В Нью-Йорке есть две большие сети мастерских по ремонту обуви — «Драгос» и «Робертс». Они владеют множеством будок чистильщиков, рассыпанных по всему городу. Контора «Драгоса» — на 72-й улице, и, если прийти туда рано утром, можно подменить кого-нибудь заболевшего и не вышедшего на работу. Тот, кому повезло, получал красный халат и начинал трудиться — за шестьдесят часов в неделю он зарабатывал восемнадцать долларов плюс чаевые. Господи, как мы, негры, корпели, чтобы получить немного дополнительных чаевых, ведь мы не имели ничего больше. Фирма запрещала организацию профсоюза, не предоставляла ни пособия по болезни, ни отпуска.

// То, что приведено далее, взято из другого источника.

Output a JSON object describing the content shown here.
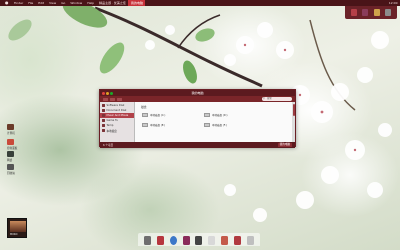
{
  "menubar": {
    "apple_label": "",
    "items": [
      "Finder",
      "File",
      "Edit",
      "View",
      "Go",
      "Window",
      "Help"
    ],
    "active_items": [
      "精品主题 · 优美之佳"
    ],
    "active_label": "我的电脑",
    "clock": "12:00"
  },
  "top_dock": {
    "icons": [
      {
        "name": "apps-icon",
        "color": "#b54048"
      },
      {
        "name": "user-icon",
        "color": "#8a3c5a"
      },
      {
        "name": "star-icon",
        "color": "#d0a24a"
      },
      {
        "name": "trash-icon",
        "color": "#8c8c8c"
      }
    ]
  },
  "desktop": {
    "icons": [
      {
        "label": "计算机",
        "color": "#6b3b2a"
      },
      {
        "label": "控制面板",
        "color": "#c94a3a"
      },
      {
        "label": "网络",
        "color": "#38403a"
      },
      {
        "label": "回收站",
        "color": "#555555"
      }
    ]
  },
  "window": {
    "title": "我的电脑",
    "search_placeholder": "搜索",
    "sidebar": [
      {
        "label": "Software Disk"
      },
      {
        "label": "Document Disk"
      },
      {
        "label": "Music And Movie"
      },
      {
        "label": "Game Tu"
      },
      {
        "label": "Temp"
      },
      {
        "label": "本地磁盘"
      }
    ],
    "selected_sidebar": 2,
    "content_header": "磁盘",
    "items": [
      {
        "label": "本地磁盘 (C:)"
      },
      {
        "label": "本地磁盘 (D:)"
      },
      {
        "label": "本地磁盘 (E:)"
      },
      {
        "label": "本地磁盘 (F:)"
      }
    ],
    "status_left": "6 个项目",
    "status_button": "我的电脑"
  },
  "dock": {
    "icons": [
      {
        "name": "system-icon",
        "color": "#6e6e6e"
      },
      {
        "name": "mail-icon",
        "color": "#b6363e"
      },
      {
        "name": "globe-icon",
        "color": "#3c78c8"
      },
      {
        "name": "music-icon",
        "color": "#8a2b5a"
      },
      {
        "name": "chat-icon",
        "color": "#444444"
      },
      {
        "name": "tag-icon",
        "color": "#d8d8d8"
      },
      {
        "name": "photo-icon",
        "color": "#c45a4a"
      },
      {
        "name": "briefcase-icon",
        "color": "#b03a3f"
      },
      {
        "name": "trash-icon",
        "color": "#bfbfbf"
      }
    ]
  },
  "widget": {
    "label": "MUSIC"
  },
  "colors": {
    "menubar": "#4a1418",
    "accent": "#b14149",
    "window_chrome": "#5c1a1f"
  }
}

Когда у «Драгоса» все будки были заняты, я пытал счастье у «Робертса». Там наймом чистильщиков занимался большой желтый негр, которого все звали Большой Джой. Он сам когда-то работал чистильщиком, но теперь выбился в надсмотрщики над рабами. Он снабжал нас зелеными халатами, и, как только появлялся на горизонте, мы должны были особо старательно чистить обувь клиентов длинными мягкими щетками и при этом улыбаться во весь наш белозубый рот. И конечно, нам следовало говорить «сэр» и кланяться независимо от того, получили мы на чай или нет.
Контора Большого Джоя помещалась на 34-й улице, и каждое утро около нее толкались отверженные чернокожие. Там я встречал безработных драматических актеров и танцоров, пьяниц и наркоманов, людей, настолько истощенных от голода, что они едва держались на ногах. На той же 34-й улице я познакомился с Товарным Вагоном и Кудрявым.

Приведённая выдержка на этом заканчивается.